Alsons Renewable will construct a hydroelectric plant along the Siguil River in Maasim, Sarangani

MANILA, Philippines (Feb. 22, 2016) — Alsons Renewable Energy Corporation (AREC), a subsidiary of Alsons Consolidated Resources, Incorporated (ACR), earmarked $650 million to pursue investments in hydro and solar projects, with a total generating capacity of 205 megawatts (MW).

“Alsons has a clear strategy for developing RE (renewable energy), starting with hydro,” Alsons vice president for business development Joseph Nocos said.

He said investments in hydro power projects will amount to $600 million.

“We have 80 to 90MW of hydro service contracts under application with the DOE (Department of Energy) which we expect the DOE to decide on within the year. If all of those are approved then we will end up with a total hydro portfolio of 180MW which we hope to implement in the next 5 years,” Nocos said in a press briefing.

AREC is set to construct a 15MW run-of-river hydroelectric plant along the Siguil River in Maasim, Sarangani this year. Nocos said this will be followed by a 40MW hydro power project in Negros Occidental, and two more hydro projects in Mindanao that “will be rolled out in the next couple of years.”

For solar, AREC is looking at developing 20 to 30MW of capacity for $40 million to $45 million.

“The solar projects will be located in General Santos,” Nocos added.

Shift to renewable energy

ACR, which is expected to contribute 600MW of capacity to Mindanao, is shifting its focus to RE.

“Our approach is to match the design of what the grid needs. Early 2000s, we were determined that Mindanao will need baseload towards latter part of 2000,” Nocos said.

In the next 10 to 15 years, the AREC official said Mindanao wil have enough baseload capacity that other generating companies are also building.

“In the intervening period, between now and 15 years, the opportunity for generating companies is RE space. If we look at RE space, our main interest is hydro and solar,” said Nocos.

These RE projects, he added, will “result in improvements” in ACR’s bottomline, as the company is positioned to grow “more prominently” in the power industry in the coming years.

“The ratio between non-RE and RE would be 75:25 in favor of non-RE. If you look at it 10 years on the horizon, the ratio would probably turn out 50:50,” Nocos said.

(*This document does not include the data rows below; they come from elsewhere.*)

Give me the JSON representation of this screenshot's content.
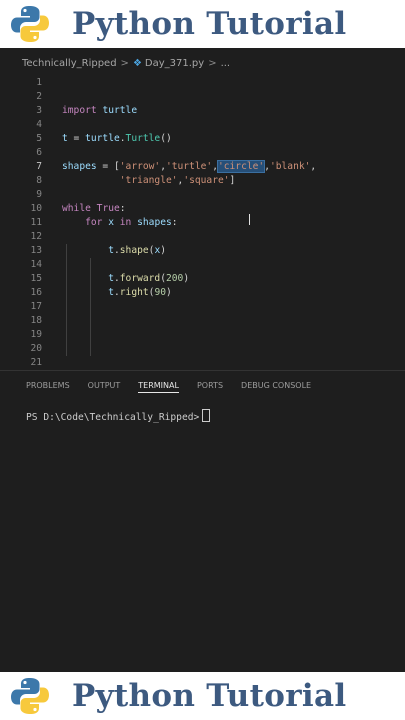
{
  "banner": {
    "title": "Python Tutorial"
  },
  "breadcrumb": {
    "folder": "Technically_Ripped",
    "file": "Day_371.py",
    "more": "..."
  },
  "editor": {
    "lines": [
      {
        "n": "1",
        "code": ""
      },
      {
        "n": "2",
        "code": ""
      },
      {
        "n": "3",
        "code": "import turtle"
      },
      {
        "n": "4",
        "code": ""
      },
      {
        "n": "5",
        "code": "t = turtle.Turtle()"
      },
      {
        "n": "6",
        "code": ""
      },
      {
        "n": "7",
        "code": "shapes = ['arrow','turtle','circle','blank',"
      },
      {
        "n": "8",
        "code": "          'triangle','square']"
      },
      {
        "n": "9",
        "code": ""
      },
      {
        "n": "10",
        "code": "while True:"
      },
      {
        "n": "11",
        "code": "    for x in shapes:"
      },
      {
        "n": "12",
        "code": ""
      },
      {
        "n": "13",
        "code": "        t.shape(x)"
      },
      {
        "n": "14",
        "code": ""
      },
      {
        "n": "15",
        "code": "        t.forward(200)"
      },
      {
        "n": "16",
        "code": "        t.right(90)"
      },
      {
        "n": "17",
        "code": ""
      },
      {
        "n": "18",
        "code": ""
      },
      {
        "n": "19",
        "code": ""
      },
      {
        "n": "20",
        "code": ""
      },
      {
        "n": "21",
        "code": ""
      }
    ],
    "selected_text": "'circle'",
    "active_line": "7"
  },
  "panel": {
    "tabs": [
      "PROBLEMS",
      "OUTPUT",
      "TERMINAL",
      "PORTS",
      "DEBUG CONSOLE"
    ],
    "active_tab": "TERMINAL",
    "prompt": "PS D:\\Code\\Technically_Ripped>"
  },
  "icons": {
    "logo": "python-logo-icon",
    "file": "python-file-icon"
  },
  "colors": {
    "banner_title": "#3d5a80",
    "editor_bg": "#1e1e1e",
    "keyword": "#c586c0",
    "string": "#ce9178",
    "selection": "#264f78"
  }
}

ACR currently operates 3 diesel power plants.

These are the 103MW plant of the Mapalad Power Corporation (MPC) in Iligan City; the 55MW plant of the Southern Philippines Power Corporation (SPPC) in Alabel, Sarangani; and the 100MW plant of the Western Mindanao Power Corporation (WMPC) in Zamboanga City.

All have contributed to alleviating the power shortage in Mindanao.

ACR is developing coal-fired power facilities to help provide a stable source of baseload power for Mindanao and ensure long-term power security for the island.

These facilities include the 105MW San Ramon Power, Incorporated (SRPI) plant in Zamboanga City, and the 210MW Sarangani Energy Corporation (SEC) plant in Maasim, Sarangani.

The first 105MW-section of the SEC plant is now in the advanced stages of testing and commissioning, and will begin commercial operations in the first quarter of 2016 with an initial capacity of 105MW.

The SEC plant is expected to be operating at its full 210MW capacity in 2018.

The SRPI power facility in Zamboanga City is expected to begin construction in 2016 and is slated to operate by 2019.

ACR is under the Alcantara Group, which is also engaged in aquaculture, agribusiness, property development, and services through its other subsidiaries.